Disk /dev/sdb - 1000 GB / 931 GiB - CHS 121596 255 63
The harddisk (1000 GB / 931 GiB) seems too small! (< 1000 GB / 931 GiB)
Check the harddisk size: HD jumpers settings, BIOS detection...
The following partition cant be recovered:
 
Partition               Start        End    Size in sectors
HPFS - NTFS              0  32 33 121601  25 24 1953519616 [LaCie 2Big]
 
[ Continue ]
 
NTFS, 1000 GB / 931 GiB

At about that point, someone wondered what NTFS driver I was using so I made sure that I was using ntfs-3g. I then decided to use Cfdisk to do some probing. Cfdisk /dev/sdb1 got me this error:

FATAL ERROR: Bad primary partition 0: Partition ends after end-of-disk

So apparently the partition was sized larger than the disk. And Windows is okay with this and will perform without complaint? No attempt to fix it is made? Insert angry face here.
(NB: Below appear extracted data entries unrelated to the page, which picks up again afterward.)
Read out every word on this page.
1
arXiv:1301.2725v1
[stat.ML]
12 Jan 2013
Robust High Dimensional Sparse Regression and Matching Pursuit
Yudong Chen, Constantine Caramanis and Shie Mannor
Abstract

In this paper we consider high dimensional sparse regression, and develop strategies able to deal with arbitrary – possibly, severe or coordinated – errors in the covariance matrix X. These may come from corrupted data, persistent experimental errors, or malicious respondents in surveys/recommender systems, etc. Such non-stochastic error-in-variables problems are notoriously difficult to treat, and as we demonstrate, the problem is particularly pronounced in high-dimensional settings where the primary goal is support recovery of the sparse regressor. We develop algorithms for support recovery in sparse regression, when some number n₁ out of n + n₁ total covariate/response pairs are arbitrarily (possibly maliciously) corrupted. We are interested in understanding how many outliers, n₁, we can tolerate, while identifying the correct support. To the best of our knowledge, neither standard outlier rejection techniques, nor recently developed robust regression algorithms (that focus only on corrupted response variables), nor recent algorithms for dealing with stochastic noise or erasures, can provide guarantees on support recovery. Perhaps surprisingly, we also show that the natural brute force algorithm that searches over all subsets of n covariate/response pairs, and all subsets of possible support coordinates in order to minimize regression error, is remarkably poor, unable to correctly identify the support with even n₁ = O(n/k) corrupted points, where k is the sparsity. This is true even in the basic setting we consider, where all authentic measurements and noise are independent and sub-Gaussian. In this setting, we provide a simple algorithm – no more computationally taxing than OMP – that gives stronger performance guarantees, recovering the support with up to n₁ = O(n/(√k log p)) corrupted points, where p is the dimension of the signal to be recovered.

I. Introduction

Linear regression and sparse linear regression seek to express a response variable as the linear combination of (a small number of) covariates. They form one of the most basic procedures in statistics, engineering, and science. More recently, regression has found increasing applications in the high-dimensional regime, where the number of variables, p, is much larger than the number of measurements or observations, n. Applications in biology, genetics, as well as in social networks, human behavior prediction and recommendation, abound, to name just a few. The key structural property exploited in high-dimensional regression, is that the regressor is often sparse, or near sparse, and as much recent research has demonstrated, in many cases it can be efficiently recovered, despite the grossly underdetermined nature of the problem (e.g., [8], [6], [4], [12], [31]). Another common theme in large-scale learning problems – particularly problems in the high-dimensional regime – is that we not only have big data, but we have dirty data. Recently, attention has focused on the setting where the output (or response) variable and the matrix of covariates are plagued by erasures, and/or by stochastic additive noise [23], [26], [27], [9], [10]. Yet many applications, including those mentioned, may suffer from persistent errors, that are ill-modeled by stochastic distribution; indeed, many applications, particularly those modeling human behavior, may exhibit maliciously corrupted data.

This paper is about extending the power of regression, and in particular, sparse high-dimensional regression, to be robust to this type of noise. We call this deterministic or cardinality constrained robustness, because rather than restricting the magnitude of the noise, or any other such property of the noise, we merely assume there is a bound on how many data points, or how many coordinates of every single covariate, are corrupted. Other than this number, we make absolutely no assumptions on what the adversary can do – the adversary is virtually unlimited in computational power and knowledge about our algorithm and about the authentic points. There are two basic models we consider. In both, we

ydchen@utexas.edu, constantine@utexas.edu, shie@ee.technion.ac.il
I then plugged the 2big into a Windows Vista machine intending to chkdsk it, but as the disk was being mounted I saw a dialog box warning “Do you want to scan and fix LaCie 2big? There might be a problem with some files on this device or disc. This can happen if you remove the device or disc before all files have been written to it.” Interesting, so suddenly there was some kind of file system error detected. There was an option to scan and fix, but since I was not 100% sure what command would be run, I continued without scanning. Instead I manually ran chkdsk using the /F /V and /X options (Fix errors, show messages and force volume dismount respectively). I plugged the drive into Fedora but still received the same errors as before when mounting it.
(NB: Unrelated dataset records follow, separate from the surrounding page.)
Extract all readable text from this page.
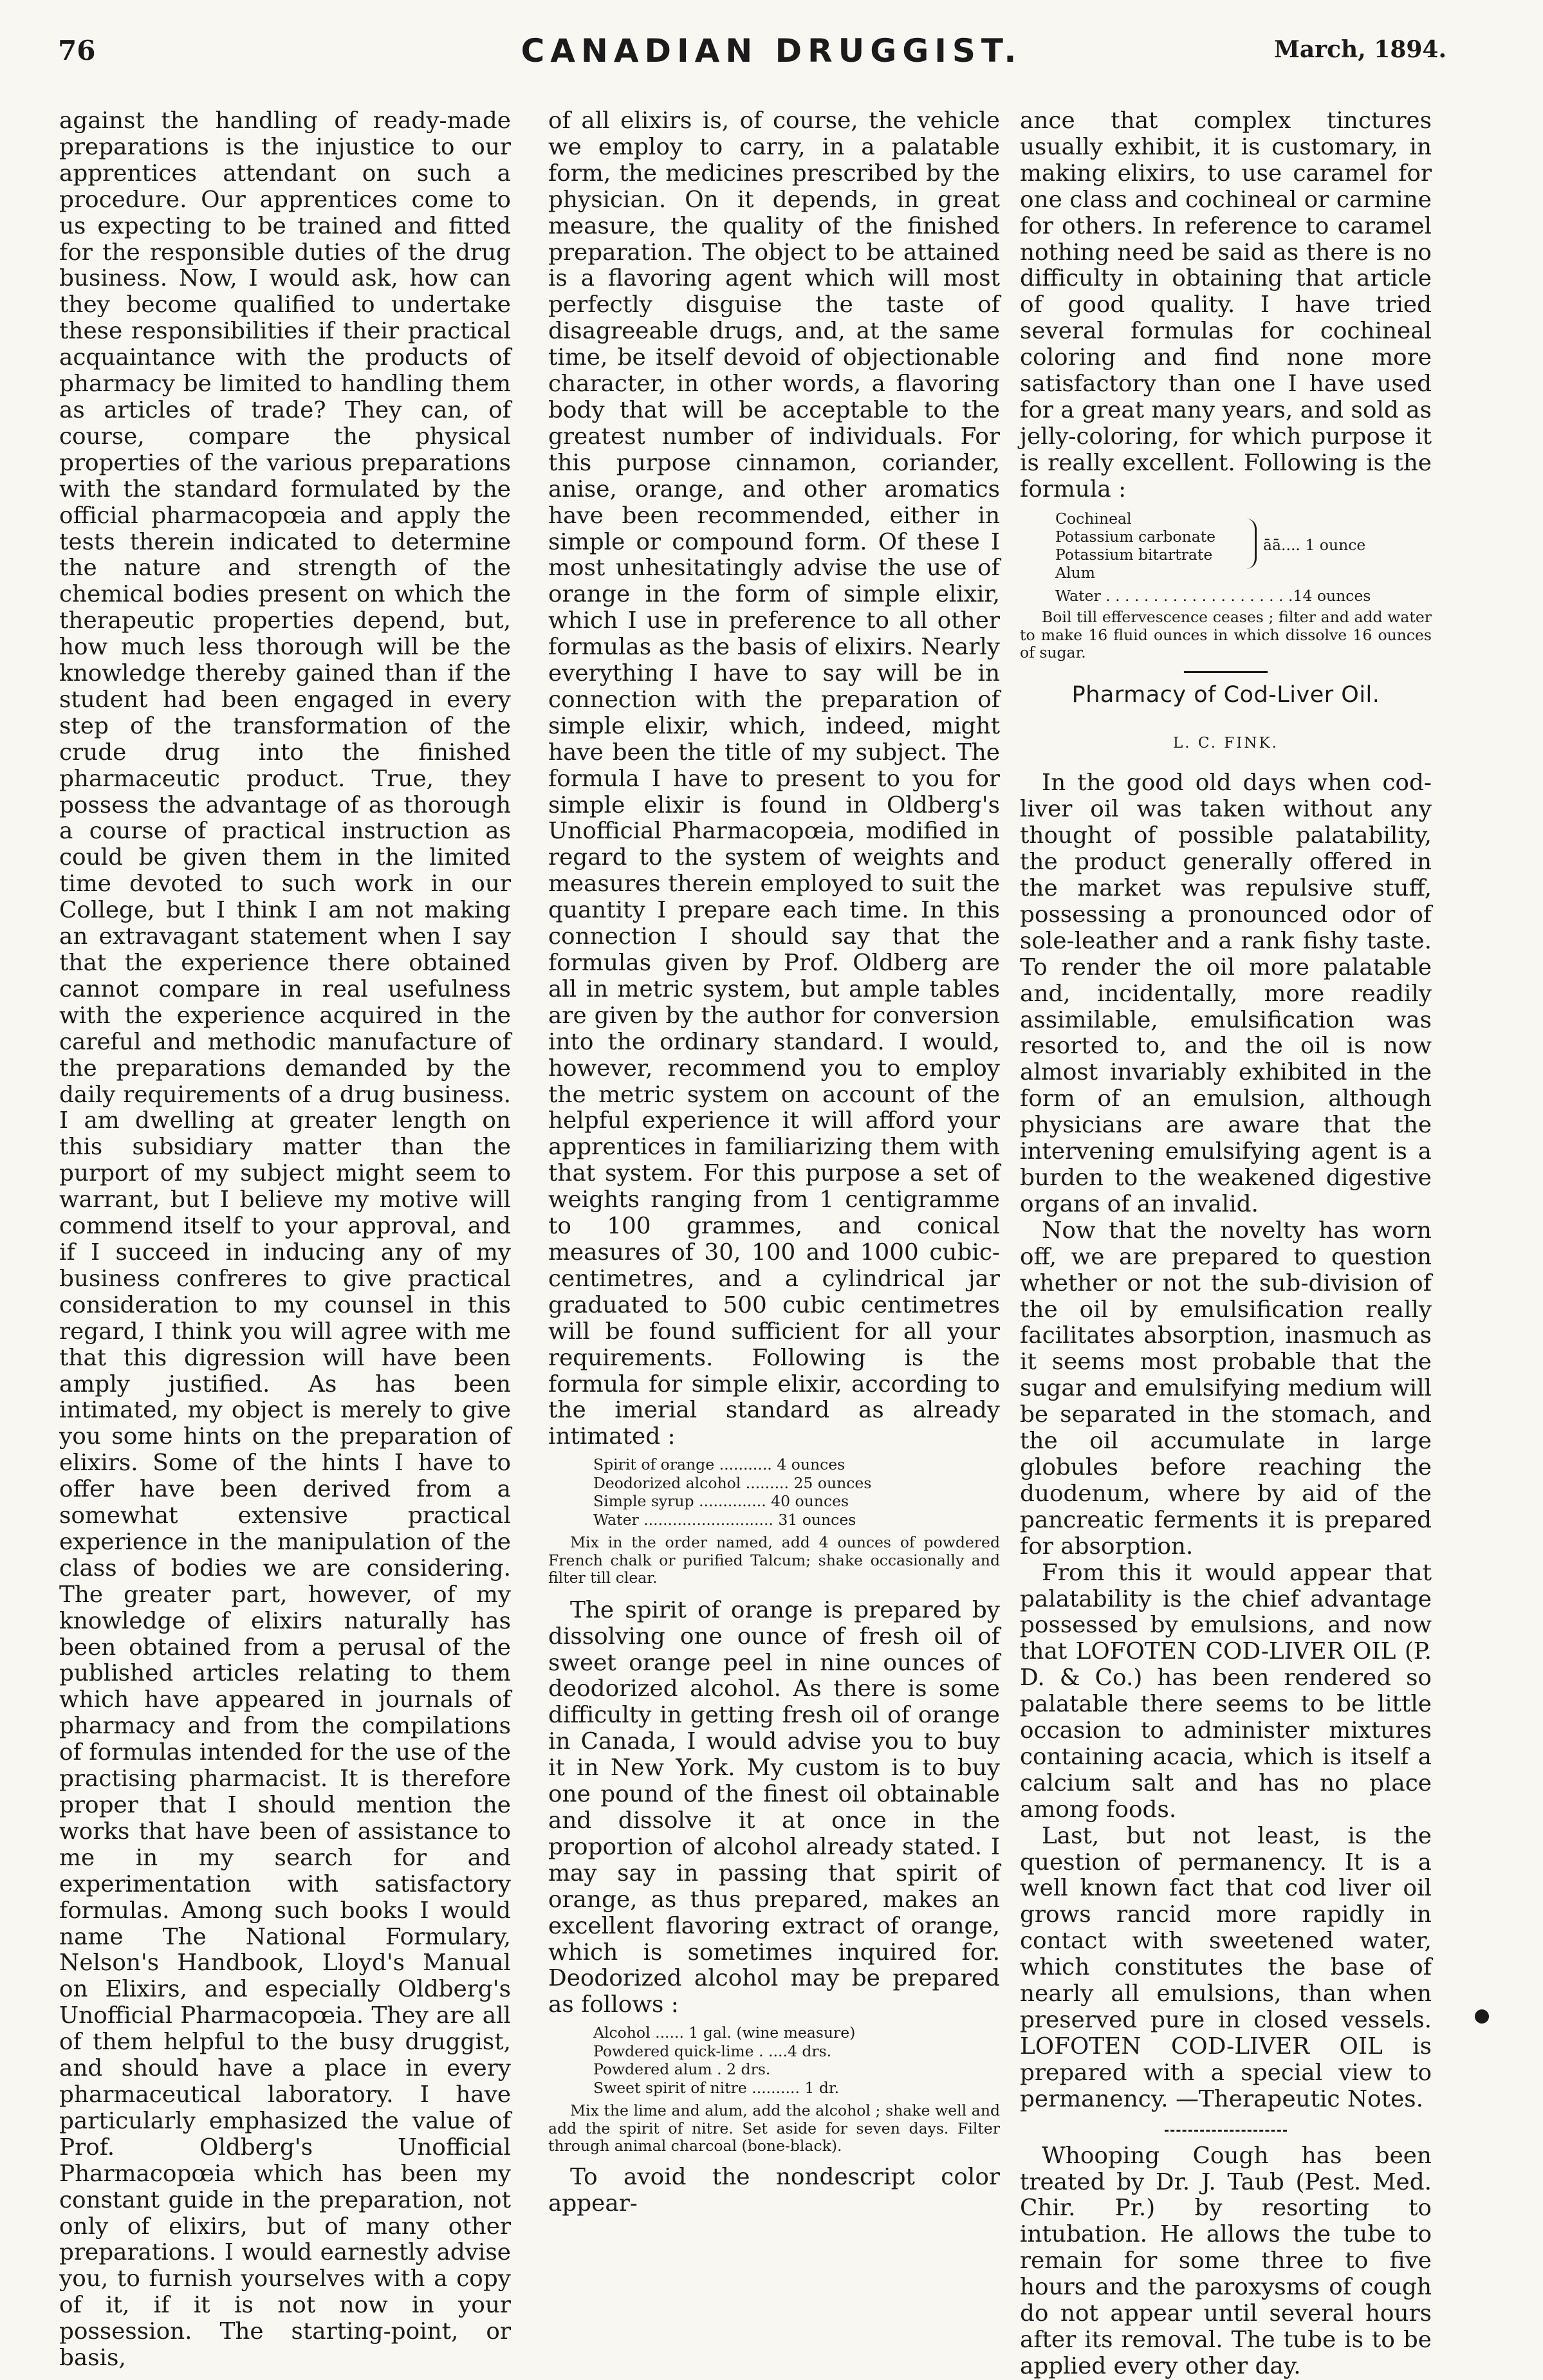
76	CANADIAN DRUGGIST.	March, 1894.

against the handling of ready-made preparations is the injustice to our apprentices attendant on such a procedure. Our apprentices come to us expecting to be trained and fitted for the responsible duties of the drug business. Now, I would ask, how can they become qualified to undertake these responsibilities if their practical acquaintance with the products of pharmacy be limited to handling them as articles of trade? They can, of course, compare the physical properties of the various preparations with the standard formulated by the official pharmacopœia and apply the tests therein indicated to determine the nature and strength of the chemical bodies present on which the therapeutic properties depend, but, how much less thorough will be the knowledge thereby gained than if the student had been engaged in every step of the transformation of the crude drug into the finished pharmaceutic product. True, they possess the advantage of as thorough a course of practical instruction as could be given them in the limited time devoted to such work in our College, but I think I am not making an extravagant statement when I say that the experience there obtained cannot compare in real usefulness with the experience acquired in the careful and methodic manufacture of the preparations demanded by the daily requirements of a drug business. I am dwelling at greater length on this subsidiary matter than the purport of my subject might seem to warrant, but I believe my motive will commend itself to your approval, and if I succeed in inducing any of my business confreres to give practical consideration to my counsel in this regard, I think you will agree with me that this digression will have been amply justified. As has been intimated, my object is merely to give you some hints on the preparation of elixirs. Some of the hints I have to offer have been derived from a somewhat extensive practical experience in the manipulation of the class of bodies we are considering. The greater part, however, of my knowledge of elixirs naturally has been obtained from a perusal of the published articles relating to them which have appeared in journals of pharmacy and from the compilations of formulas intended for the use of the practising pharmacist. It is therefore proper that I should mention the works that have been of assistance to me in my search for and experimentation with satisfactory formulas. Among such books I would name The National Formulary, Nelson's Handbook, Lloyd's Manual on Elixirs, and especially Oldberg's Unofficial Pharmacopœia. They are all of them helpful to the busy druggist, and should have a place in every pharmaceutical laboratory. I have particularly emphasized the value of Prof. Oldberg's Unofficial Pharmacopœia which has been my constant guide in the preparation, not only of elixirs, but of many other preparations. I would earnestly advise you, to furnish yourselves with a copy of it, if it is not now in your possession. The starting-point, or basis,

of all elixirs is, of course, the vehicle we employ to carry, in a palatable form, the medicines prescribed by the physician. On it depends, in great measure, the quality of the finished preparation. The object to be attained is a flavoring agent which will most perfectly disguise the taste of disagreeable drugs, and, at the same time, be itself devoid of objectionable character, in other words, a flavoring body that will be acceptable to the greatest number of individuals. For this purpose cinnamon, coriander, anise, orange, and other aromatics have been recommended, either in simple or compound form. Of these I most unhesitatingly advise the use of orange in the form of simple elixir, which I use in preference to all other formulas as the basis of elixirs. Nearly everything I have to say will be in connection with the preparation of simple elixir, which, indeed, might have been the title of my subject. The formula I have to present to you for simple elixir is found in Oldberg's Unofficial Pharmacopœia, modified in regard to the system of weights and measures therein employed to suit the quantity I prepare each time. In this connection I should say that the formulas given by Prof. Oldberg are all in metric system, but ample tables are given by the author for conversion into the ordinary standard. I would, however, recommend you to employ the metric system on account of the helpful experience it will afford your apprentices in familiarizing them with that system. For this purpose a set of weights ranging from 1 centigramme to 100 grammes, and conical measures of 30, 100 and 1000 cubic-centimetres, and a cylindrical jar graduated to 500 cubic centimetres will be found sufficient for all your requirements. Following is the formula for simple elixir, according to the imerial standard as already intimated :

Spirit of orange ........... 4 ounces
Deodorized alcohol ......... 25 ounces
Simple syrup .............. 40 ounces
Water ........................... 31 ounces

Mix in the order named, add 4 ounces of powdered French chalk or purified Talcum; shake occasionally and filter till clear.

The spirit of orange is prepared by dissolving one ounce of fresh oil of sweet orange peel in nine ounces of deodorized alcohol. As there is some difficulty in getting fresh oil of orange in Canada, I would advise you to buy it in New York. My custom is to buy one pound of the finest oil obtainable and dissolve it at once in the proportion of alcohol already stated. I may say in passing that spirit of orange, as thus prepared, makes an excellent flavoring extract of orange, which is sometimes inquired for. Deodorized alcohol may be prepared as follows :

Alcohol ...... 1 gal. (wine measure)
Powdered quick-lime . ....4 drs.
Powdered alum . 2 drs.
Sweet spirit of nitre .......... 1 dr.

Mix the lime and alum, add the alcohol ; shake well and add the spirit of nitre. Set aside for seven days. Filter through animal charcoal (bone-black).

To avoid the nondescript color appear-

ance that complex tinctures usually exhibit, it is customary, in making elixirs, to use caramel for one class and cochineal or carmine for others. In reference to caramel nothing need be said as there is no difficulty in obtaining that article of good quality. I have tried several formulas for cochineal coloring and find none more satisfactory than one I have used for a great many years, and sold as jelly-coloring, for which purpose it is really excellent. Following is the formula :

Cochineal
Potassium carbonate
Potassium bitartrate
Alum
āā.... 1 ounce
Water . . . . . . . . . . . . . . . . . . . .14 ounces

Boil till effervescence ceases ; filter and add water to make 16 fluid ounces in which dissolve 16 ounces of sugar.

Pharmacy of Cod-Liver Oil.
L. C. FINK.

In the good old days when cod-liver oil was taken without any thought of possible palatability, the product generally offered in the market was repulsive stuff, possessing a pronounced odor of sole-leather and a rank fishy taste. To render the oil more palatable and, incidentally, more readily assimilable, emulsification was resorted to, and the oil is now almost invariably exhibited in the form of an emulsion, although physicians are aware that the intervening emulsifying agent is a burden to the weakened digestive organs of an invalid.

Now that the novelty has worn off, we are prepared to question whether or not the sub-division of the oil by emulsification really facilitates absorption, inasmuch as it seems most probable that the sugar and emulsifying medium will be separated in the stomach, and the oil accumulate in large globules before reaching the duodenum, where by aid of the pancreatic ferments it is prepared for absorption.

From this it would appear that palatability is the chief advantage possessed by emulsions, and now that LOFOTEN COD-LIVER OIL (P. D. & Co.) has been rendered so palatable there seems to be little occasion to administer mixtures containing acacia, which is itself a calcium salt and has no place among foods.

Last, but not least, is the question of permanency. It is a well known fact that cod liver oil grows rancid more rapidly in contact with sweetened water, which constitutes the base of nearly all emulsions, than when preserved pure in closed vessels. LOFOTEN COD-LIVER OIL is prepared with a special view to permanency. —Therapeutic Notes.

Whooping Cough has been treated by Dr. J. Taub (Pest. Med. Chir. Pr.) by resorting to intubation. He allows the tube to remain for some three to five hours and the paroxysms of cough do not appear until several hours after its removal. The tube is to be applied every other day.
At that point, quite a lot of time had been spent researching and testing, so I decided on the easy fix. I had already synced the 2big to another drive before attempting this project so I gparted it (I was too lazy to even try parted), created a new partition and then copied everything back to the 2big. Problem “solved”.

I know that there was likely a less destructive way of ending that saga, but I haven’t had sufficient beatings with the Linux cluebat to know how. Is dealing with NTFS always this frustrating on Linux? What practices and standards has Microsoft been using with how Windows interacts with NTFS volumes that it can apparently have an unhealthy partition table and still work without warning or fixing the problem? I’d seriously consider using ext4 for all my drives and using a plugin like Ext2Read within my windows machines if I didn’t often physically share some drives with other people’s Windows machines.

What are your experiences with NTFS on *NIX machines? Exceedingly painful or am I doing it wrong?